People in customer service roles are often forced into challenging situations when confronted by entitled customers. Patricia Marx, a writer for The New Yorker, paraded a series of animals—including an alpaca, a turtle, a turkey, and a pig—through all kinds of venues and found to her amazement that all she had to do was act entitled and most people caved to her demands.
Handling entitled customers
If entitled customers are more likely to be dissatisfied, it bears asking: is it better to appease and enable that entitlement by conceding to what the customer wants, when they want it, or is there another, better strategy with which to enable your customer service team? In this age of providing personal, “me” experiences, it’s a good idea to make sure that your company has clear policies in place to guide employees in customer-facing roles—not just about what they can do for the customer, but also about their own rights to turn away a rude or unreasonable customer.

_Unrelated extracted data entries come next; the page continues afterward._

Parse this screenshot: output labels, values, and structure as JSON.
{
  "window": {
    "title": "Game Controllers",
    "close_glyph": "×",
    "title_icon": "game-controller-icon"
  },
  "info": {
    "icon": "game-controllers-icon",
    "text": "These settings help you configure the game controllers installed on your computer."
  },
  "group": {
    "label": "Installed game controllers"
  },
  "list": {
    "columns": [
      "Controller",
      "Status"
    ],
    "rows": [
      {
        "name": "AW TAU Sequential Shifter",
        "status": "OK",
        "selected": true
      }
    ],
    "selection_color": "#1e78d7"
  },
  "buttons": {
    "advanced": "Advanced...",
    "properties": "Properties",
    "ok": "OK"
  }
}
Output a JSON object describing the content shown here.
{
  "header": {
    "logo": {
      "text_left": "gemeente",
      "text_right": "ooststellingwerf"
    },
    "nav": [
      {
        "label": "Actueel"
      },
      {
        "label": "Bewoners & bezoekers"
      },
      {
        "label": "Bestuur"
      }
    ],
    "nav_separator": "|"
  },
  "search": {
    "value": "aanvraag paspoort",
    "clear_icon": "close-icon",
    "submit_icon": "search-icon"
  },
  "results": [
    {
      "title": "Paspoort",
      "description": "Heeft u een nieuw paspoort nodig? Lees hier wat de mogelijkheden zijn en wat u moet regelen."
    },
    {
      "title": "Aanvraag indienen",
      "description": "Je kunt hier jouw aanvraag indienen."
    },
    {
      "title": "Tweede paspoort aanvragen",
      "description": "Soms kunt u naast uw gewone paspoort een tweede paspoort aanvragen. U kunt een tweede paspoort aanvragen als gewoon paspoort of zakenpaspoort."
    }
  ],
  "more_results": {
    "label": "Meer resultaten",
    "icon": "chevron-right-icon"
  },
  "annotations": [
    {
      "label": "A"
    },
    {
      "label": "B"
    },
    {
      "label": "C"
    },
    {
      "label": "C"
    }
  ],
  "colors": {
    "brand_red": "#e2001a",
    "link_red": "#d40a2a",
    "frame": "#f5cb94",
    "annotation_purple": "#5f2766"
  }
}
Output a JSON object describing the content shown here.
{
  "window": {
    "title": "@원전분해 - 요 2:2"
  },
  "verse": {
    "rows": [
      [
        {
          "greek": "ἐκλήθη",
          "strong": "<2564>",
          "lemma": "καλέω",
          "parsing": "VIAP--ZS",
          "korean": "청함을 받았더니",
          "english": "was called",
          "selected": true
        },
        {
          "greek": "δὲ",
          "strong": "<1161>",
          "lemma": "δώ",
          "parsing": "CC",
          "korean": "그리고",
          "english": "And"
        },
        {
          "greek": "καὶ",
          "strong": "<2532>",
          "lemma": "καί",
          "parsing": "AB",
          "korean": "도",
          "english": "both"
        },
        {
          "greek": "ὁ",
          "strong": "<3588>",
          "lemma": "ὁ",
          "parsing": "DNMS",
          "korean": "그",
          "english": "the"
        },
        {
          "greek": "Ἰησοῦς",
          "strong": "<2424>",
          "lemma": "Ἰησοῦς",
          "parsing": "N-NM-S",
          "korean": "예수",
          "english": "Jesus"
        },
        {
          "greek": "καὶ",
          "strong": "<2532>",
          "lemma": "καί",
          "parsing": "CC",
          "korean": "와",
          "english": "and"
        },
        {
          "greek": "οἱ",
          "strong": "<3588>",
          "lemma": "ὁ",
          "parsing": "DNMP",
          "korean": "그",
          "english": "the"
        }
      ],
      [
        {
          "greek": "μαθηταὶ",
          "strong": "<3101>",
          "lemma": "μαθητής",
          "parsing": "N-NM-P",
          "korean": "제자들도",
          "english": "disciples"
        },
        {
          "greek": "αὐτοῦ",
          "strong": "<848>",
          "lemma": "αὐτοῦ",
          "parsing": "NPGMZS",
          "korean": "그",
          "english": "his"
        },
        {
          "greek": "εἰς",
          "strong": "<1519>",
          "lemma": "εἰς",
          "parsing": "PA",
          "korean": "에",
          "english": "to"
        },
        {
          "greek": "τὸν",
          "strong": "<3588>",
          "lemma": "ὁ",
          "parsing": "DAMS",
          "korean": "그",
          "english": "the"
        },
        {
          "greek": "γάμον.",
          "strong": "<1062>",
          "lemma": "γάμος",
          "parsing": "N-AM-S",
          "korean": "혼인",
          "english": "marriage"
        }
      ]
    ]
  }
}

One step better: look for opportunities to create policies that are good for the whole community, not just for the individual customer. For example, Lyft has begun investing in carbon offsets to counter the environmental impact of its service.
Finally, when dealing with an unreasonable customer who is outraged because something didn’t go their way, it might help to remember what scientists uncovered: The people made most miserable by entitlement are the entitled themselves.